Sponsor educational programs and events on issues of racism, including historical context, contemporary systemic racism and privilege, successful antiracist strategies, and allyship. Highlight these and similar programs as priorities for fundraising.
Expand the number of courses that examine race and antiracism issues.
Attract and retain underrepresented minority faculty, with a focus on BIPOC (Black, Indigenous, and People of Color) faculty. Offer focused educational programs and mentorship to postdoctoral scholars at Yale in preparation for faculty positions throughout the country and worldwide.
Attract underrepresented minority students by expanding pipeline and pathway programs, such as the Eli Whitney and First-Year Scholars Programs, and by growing resources for need-based financial aid.
Establish a Staff Leadership Initiative to further develop the pipeline of staff who will bring excellence and diversity to university leadership ranks.
Expand and diversify the vendor, contractor, and professional consultants pool through a business diversity program for schools and units.
Study and revise the model for public safety at Yale, with particular focus on policing.
Develop a university-wide program, based on restorative justice principles, to support informal resolution mechanisms in response to racist and other unacceptable behaviors.
Assess and align responses to gender discrimination and sexual misconduct (Title IX) with responses to other forms of discrimination and harassment.
Enhance accessibility to ensure community members with a wide range of disabilities can take full advantage of Yale’s resources.
Provide online and in-person programs to equip academic and administrative leaders and diversity professionals to create inclusive classroom, lab, studio, office, and department spaces. Develop online educational programs on antiracism, implicit bias, bystander intervention, and other topics and skills. Assess internal capacity for providing in-person workshops and address gaps. Provide faculty and staff with education and professional development on holding conversations on sensitive topics. Develop student co-curricular activities to train and provide opportunities to hold conversations on sensitive topics.
Prepare proposal for a center/space to increase resources such as funding, staff support, workshops, training, and facilitation, to be extended later to the entire university community.
Develop a university-wide strategy to deepen inclusive practices that encourage participation at all levels in university life.
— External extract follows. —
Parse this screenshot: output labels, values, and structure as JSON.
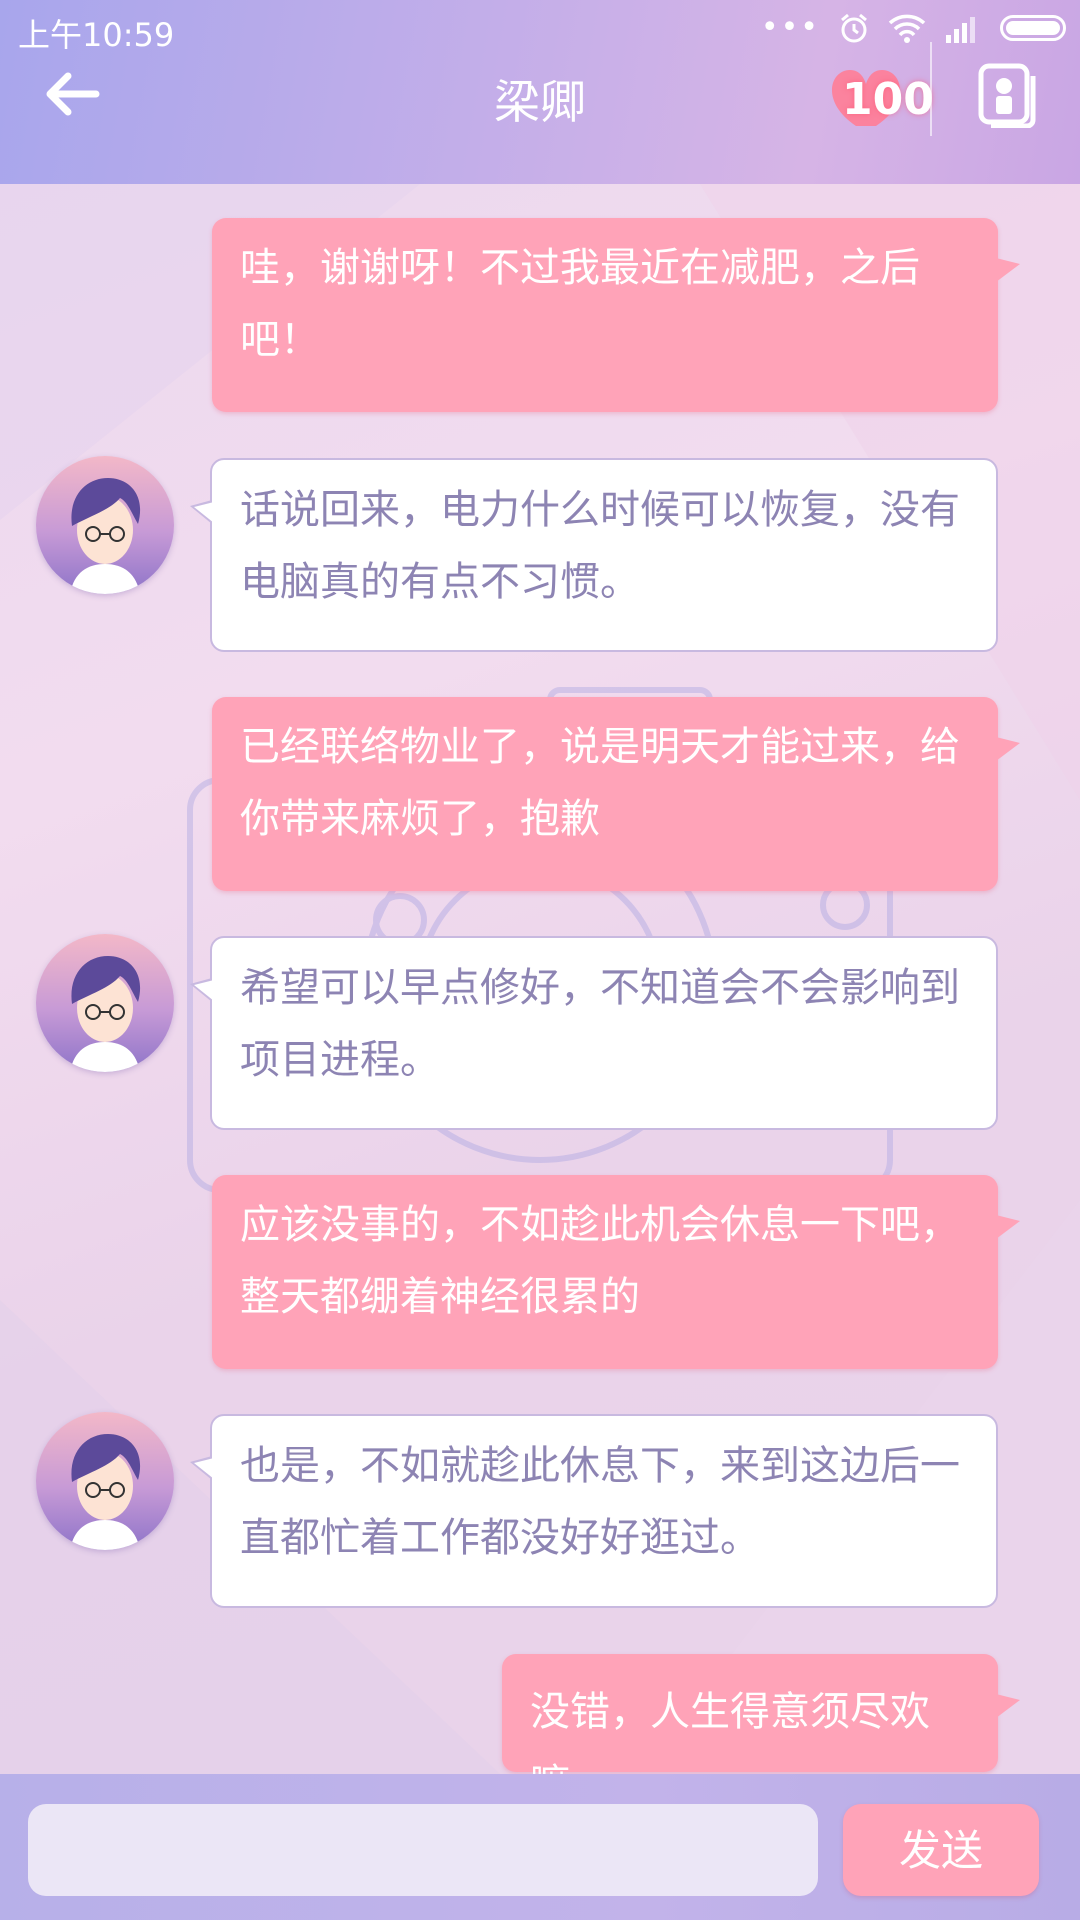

Meaningfully engage all alumni across generations – including those without a strong connection to contemporary Yale – with the university’s excellence today, and through the study and sharing of experiences and viewpoints on complex questions being addressed on campus and in society.
Amplify faculty research and scholarship in fields relevant to diversity, equity, and inclusion (DEI) and antiracism. Launch examinations of Yale’s connections to slavery and interactions with Indigenous peoples.
Develop additional activities and events that mutually benefit New Haven and Yale, recognizing the New Haven region as home to diverse populations who contribute to and benefit from Yale’s mission. Continue to work with New Haven retailers who rent university-owned spaces to help them withstand the impact of the pandemic on their revenues.
Launch examinations of Yale’s connections to slavery and interactions with Indigenous peoples.
Require all academic and administrative units to develop—as many have already— local DEI (diversity, equity, and inclusion) and belonging plans that include actions to address needs of BIPOC staff, faculty, and students.
Establish and communicate common expectations for employees on DEI practices, to be evaluated annually.
Create a robust university-wide data hub to assist with unit and university-wide plans.
Launch an annual meeting of senior leadership to assess progress toward the goals, share best practices, review benchmarks, and consider updates to the university’s strategic direction with respect to DEI and belonging.
In October 2020, Yale President Peter Salovey announced the start of a research project charged with investigating Yale’s historic entanglements and associations with slavery, the slave trade, and abolition.
Recommendations of the President’s Committee
Over the first half of 2020, the President’s Committee on Diversity, Inclusion, and Belonging developed a vision for a university community that embodies the values of diversity, equity, inclusion, and belonging. The committee recommended six broad goals to achieve this vision and suggested strategies and actions that can be adapted to guide all parts of the university.